Efforts to increase the H-1B cap have been stuck in a legislative swamp, but U.S. Rep. Zoe Lofgren (D-Calif.) has introduced three bills in the past few weeks to help foreign nationals already working in the U.S. obtain permanent residency. She announced her latest legislative effort late Wednesday.

Fixing the permanent residency, or green card employment-based, visa program has been a top legislative goal of high-tech industry proponents, on par with their efforts to raise the H-1B cap.

And Lofgren, who heads the U.S. House Subcommittee on Immigration, is in the position to move legislation to the head of the class. But it remains to be seen whether she can jump over the legislative stalemate created by lawmakers who want comprehensive immigration reform or nothing at all.
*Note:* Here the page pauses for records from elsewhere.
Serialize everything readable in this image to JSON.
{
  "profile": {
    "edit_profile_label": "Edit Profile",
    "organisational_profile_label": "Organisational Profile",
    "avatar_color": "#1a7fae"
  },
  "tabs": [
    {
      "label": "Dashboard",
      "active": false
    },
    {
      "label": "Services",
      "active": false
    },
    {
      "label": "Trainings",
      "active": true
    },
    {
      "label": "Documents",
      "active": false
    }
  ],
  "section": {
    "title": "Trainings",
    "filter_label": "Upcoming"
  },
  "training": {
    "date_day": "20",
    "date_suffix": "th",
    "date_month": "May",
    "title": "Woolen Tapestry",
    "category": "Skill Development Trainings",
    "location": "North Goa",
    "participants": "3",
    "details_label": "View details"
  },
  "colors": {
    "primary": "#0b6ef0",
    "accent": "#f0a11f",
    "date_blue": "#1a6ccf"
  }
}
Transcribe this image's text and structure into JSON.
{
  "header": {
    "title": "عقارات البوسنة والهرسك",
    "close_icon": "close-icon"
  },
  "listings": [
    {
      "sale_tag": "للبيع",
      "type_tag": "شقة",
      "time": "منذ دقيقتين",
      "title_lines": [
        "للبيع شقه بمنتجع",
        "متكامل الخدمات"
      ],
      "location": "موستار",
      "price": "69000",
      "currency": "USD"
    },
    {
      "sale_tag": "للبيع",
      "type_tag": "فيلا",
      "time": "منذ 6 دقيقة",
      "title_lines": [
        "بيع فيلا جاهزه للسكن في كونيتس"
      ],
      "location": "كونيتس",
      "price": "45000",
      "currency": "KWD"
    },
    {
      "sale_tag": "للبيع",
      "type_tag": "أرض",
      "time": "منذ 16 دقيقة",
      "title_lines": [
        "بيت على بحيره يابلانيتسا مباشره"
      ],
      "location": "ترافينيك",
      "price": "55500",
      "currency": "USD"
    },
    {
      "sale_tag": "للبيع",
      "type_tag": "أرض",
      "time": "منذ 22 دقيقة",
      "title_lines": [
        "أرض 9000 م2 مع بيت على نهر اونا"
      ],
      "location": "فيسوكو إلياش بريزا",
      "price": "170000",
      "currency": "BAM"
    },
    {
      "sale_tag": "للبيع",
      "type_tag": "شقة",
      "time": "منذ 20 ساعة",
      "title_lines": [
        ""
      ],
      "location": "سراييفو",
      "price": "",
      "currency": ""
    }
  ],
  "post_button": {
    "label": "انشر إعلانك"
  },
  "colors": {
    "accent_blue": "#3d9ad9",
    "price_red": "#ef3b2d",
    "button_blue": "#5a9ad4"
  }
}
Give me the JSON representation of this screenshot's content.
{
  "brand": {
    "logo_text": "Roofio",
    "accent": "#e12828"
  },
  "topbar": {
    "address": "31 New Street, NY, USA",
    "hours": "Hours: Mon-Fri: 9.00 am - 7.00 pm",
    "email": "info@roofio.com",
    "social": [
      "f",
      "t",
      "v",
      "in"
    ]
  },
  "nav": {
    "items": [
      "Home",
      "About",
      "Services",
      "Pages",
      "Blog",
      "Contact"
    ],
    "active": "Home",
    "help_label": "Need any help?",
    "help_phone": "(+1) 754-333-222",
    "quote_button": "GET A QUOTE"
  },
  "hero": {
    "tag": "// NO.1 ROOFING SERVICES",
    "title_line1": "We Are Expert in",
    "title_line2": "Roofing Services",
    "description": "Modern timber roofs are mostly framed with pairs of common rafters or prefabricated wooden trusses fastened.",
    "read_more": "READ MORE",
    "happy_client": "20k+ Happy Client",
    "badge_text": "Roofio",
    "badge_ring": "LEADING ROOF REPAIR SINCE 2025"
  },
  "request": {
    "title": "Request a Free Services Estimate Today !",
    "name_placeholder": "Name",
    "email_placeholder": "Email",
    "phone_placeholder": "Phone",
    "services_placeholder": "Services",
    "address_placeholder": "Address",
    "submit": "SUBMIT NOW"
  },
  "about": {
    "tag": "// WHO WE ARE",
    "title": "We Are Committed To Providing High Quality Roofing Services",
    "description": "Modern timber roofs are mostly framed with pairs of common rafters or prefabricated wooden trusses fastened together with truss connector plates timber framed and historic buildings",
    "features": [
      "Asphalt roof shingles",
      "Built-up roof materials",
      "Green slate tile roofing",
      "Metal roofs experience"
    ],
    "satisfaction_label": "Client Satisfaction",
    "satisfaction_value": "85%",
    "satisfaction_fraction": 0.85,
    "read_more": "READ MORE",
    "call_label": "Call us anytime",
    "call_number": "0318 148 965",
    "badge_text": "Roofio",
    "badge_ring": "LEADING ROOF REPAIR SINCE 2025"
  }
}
Lofgren's latest bill, HR 6039, which is not yet available online, will exempt graduates of U.S. universities with advanced degrees in science and tech — the so called STEM degrees (science, technology, engineering and mathematics) — from the annual 140,000 limit on these permanent residency visas. The bill was officially introduced yesterday.

In a statement, Lofgren said that more than 50% of graduates with advanced degrees in science and engineering are foreign-born. "If we want our economy to continue competing in the global market, we have to retain these foreign students so they compete with us instead of against us in other countries. These men and women are the innovators of tomorrow, and we aren't the only ones looking to retain their talents. Increasingly, employers from Europe, Australia, Canada, and even China and India are beating U.S. employers for valuable talent," said Lofgren.

That bill is closely tied to legislation introduced earlier this month by Lofgren, HR 5921. That bill seeks to eliminate the per-country caps on employment-based visas. The U.S. caps at 7% per country the number of employment-based visas issued to would-be visiting workers. "Because of this cap, a Chinese or Indian post-graduate at the top of his/her class at MIT may have to wait half a decade or more for a green card, much longer than a student from a less-populated country," said Lofgren, in a statement released when the legislation was announced.

Although much of the focus has been on the H-1B cap and its 85,000-visa quota, which includes the 20,000 set aside for holders of advanced degrees, high-tech industry proponents say the difficulty in getting permanent residency for their employees is as much a problem as getting H-1B visas.